Robert Fortune contributed to the advancement of tea culture and tea manufacturing in a rapidly growing British Empire in addition to the success of his expeditions. He first appeared in Darjeeling’s first tea plantation in 1856.

He travelled to Japan and Formosa (modern-day Taiwan), where he wrote about the production of rice and the silkworm culture. The cumquat, a double climbing yellow rose called “Fortune’s Double Yellow”, and numerous varieties of chrysanthemums, tree peonies, and azaleas are just a few of the plants he brought to the West.

Most of the Chinese tea plants Fortune introduced to India’s north-western provinces didn’t survive, with the exception of a few plants that persisted in older Indian gardens. The British preference and fashion for strong dark tea brews contributed to the failure in India as well. These brews were best produced using the native Assam distinct species (Camellia sinensis var. assamica) rather than the choice that Fortune had made in China. However, the technology and knowledge that were brought over from China were essential to the later success of the Indian tea industry in Sri Lanka and Assam. Mission accomplished more than satisfactorily for this Queen’s servant!

Among his publications are the following:

  • Three Years’ Wanderings in the Northern Provinces of China (1847)
  • A Journey to the Tea Countries of China (1852)
  • A Residence Among the Chinese’ (1857)
  • Yedo and Peking’ (1863)

After his 1862 return from Japan, he retired, returned to Scotland, and started farming in East Lothian. Many plants, shrubs, and trees that came from China to Europe are attributed to Fortune. He made enough money from his books to live comfortably. On April 13, 1880, Mr Fortune passed away.

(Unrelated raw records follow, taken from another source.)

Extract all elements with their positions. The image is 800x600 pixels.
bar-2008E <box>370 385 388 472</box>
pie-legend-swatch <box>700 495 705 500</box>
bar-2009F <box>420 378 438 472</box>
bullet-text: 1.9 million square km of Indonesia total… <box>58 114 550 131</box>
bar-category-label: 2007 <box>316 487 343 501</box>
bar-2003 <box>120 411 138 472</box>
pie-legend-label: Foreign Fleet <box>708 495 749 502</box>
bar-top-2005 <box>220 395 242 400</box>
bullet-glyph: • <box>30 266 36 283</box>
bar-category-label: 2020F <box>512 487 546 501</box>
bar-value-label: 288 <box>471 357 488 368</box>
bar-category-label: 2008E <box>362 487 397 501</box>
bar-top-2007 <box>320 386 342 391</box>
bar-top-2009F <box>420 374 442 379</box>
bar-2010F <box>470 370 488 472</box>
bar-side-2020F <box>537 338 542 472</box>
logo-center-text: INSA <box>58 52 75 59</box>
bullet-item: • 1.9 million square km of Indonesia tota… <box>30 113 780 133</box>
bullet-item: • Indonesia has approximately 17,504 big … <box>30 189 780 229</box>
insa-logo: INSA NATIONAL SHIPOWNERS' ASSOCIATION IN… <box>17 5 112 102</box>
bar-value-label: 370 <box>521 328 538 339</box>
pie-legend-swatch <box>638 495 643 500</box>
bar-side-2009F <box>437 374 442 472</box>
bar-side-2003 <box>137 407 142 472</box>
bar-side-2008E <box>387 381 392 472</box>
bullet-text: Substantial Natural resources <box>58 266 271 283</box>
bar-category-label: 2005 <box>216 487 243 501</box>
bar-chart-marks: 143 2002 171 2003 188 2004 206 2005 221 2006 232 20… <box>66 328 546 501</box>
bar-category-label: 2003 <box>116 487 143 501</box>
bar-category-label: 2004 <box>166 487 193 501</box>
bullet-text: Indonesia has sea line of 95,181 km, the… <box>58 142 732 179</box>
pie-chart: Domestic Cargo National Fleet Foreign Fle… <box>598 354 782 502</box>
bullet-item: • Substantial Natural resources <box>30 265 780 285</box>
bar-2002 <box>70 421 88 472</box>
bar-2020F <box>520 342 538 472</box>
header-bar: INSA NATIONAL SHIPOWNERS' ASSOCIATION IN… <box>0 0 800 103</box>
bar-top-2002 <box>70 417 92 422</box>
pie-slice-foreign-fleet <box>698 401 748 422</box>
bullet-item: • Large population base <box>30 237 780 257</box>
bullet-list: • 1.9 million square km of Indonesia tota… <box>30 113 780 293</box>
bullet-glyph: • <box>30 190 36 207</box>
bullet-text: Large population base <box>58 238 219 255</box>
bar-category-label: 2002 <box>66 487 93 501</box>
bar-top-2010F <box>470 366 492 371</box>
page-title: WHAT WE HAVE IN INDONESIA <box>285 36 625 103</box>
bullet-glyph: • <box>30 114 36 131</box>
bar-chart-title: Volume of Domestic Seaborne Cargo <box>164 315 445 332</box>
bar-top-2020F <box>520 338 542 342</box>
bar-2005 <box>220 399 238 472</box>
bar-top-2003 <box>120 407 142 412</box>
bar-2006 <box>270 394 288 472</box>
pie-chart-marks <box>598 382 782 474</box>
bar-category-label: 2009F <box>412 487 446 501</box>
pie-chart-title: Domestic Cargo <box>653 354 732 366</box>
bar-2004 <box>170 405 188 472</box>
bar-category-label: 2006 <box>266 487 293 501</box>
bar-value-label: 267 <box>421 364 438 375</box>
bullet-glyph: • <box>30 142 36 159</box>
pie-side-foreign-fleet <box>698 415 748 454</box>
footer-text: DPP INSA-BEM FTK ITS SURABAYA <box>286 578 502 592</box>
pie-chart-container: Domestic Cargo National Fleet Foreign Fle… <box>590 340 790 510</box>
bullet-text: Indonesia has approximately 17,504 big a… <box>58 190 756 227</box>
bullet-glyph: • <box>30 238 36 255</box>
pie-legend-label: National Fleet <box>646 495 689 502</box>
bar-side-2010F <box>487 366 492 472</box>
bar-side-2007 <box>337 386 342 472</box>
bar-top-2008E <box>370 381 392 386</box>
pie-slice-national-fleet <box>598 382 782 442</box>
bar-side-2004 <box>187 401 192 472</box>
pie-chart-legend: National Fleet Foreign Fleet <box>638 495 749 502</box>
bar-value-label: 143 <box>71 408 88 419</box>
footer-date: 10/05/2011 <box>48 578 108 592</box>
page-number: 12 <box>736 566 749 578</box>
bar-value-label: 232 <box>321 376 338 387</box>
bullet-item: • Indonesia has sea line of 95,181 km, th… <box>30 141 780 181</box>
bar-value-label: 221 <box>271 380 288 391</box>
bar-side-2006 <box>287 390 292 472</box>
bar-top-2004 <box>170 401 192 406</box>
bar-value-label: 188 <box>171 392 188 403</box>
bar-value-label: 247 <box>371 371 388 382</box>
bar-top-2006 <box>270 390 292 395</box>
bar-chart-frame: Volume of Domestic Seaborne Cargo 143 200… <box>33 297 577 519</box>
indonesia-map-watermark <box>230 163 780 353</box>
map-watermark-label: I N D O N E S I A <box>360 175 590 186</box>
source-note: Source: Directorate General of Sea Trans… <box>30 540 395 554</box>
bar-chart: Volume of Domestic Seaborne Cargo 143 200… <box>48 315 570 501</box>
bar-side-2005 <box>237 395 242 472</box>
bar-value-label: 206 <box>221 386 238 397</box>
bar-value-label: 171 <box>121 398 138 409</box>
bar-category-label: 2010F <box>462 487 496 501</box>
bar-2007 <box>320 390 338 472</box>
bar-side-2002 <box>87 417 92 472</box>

Robert Fortune’s story is one of determination, ingenuity, and bravery. He was a true pioneer in botany, and his work helped bring two of the world’s most popular beverages to billions of people. He was a man who faced many challenges and overcame them all through hard work and determination. Today, tea is enjoyed by people all over the world, and it is hard to imagine a time when it wasn’t widely available. But this beloved drink may never have made it out of China without Robert Fortune. Thanks to his daring explorations, we can all enjoy a cup of tea whenever we please.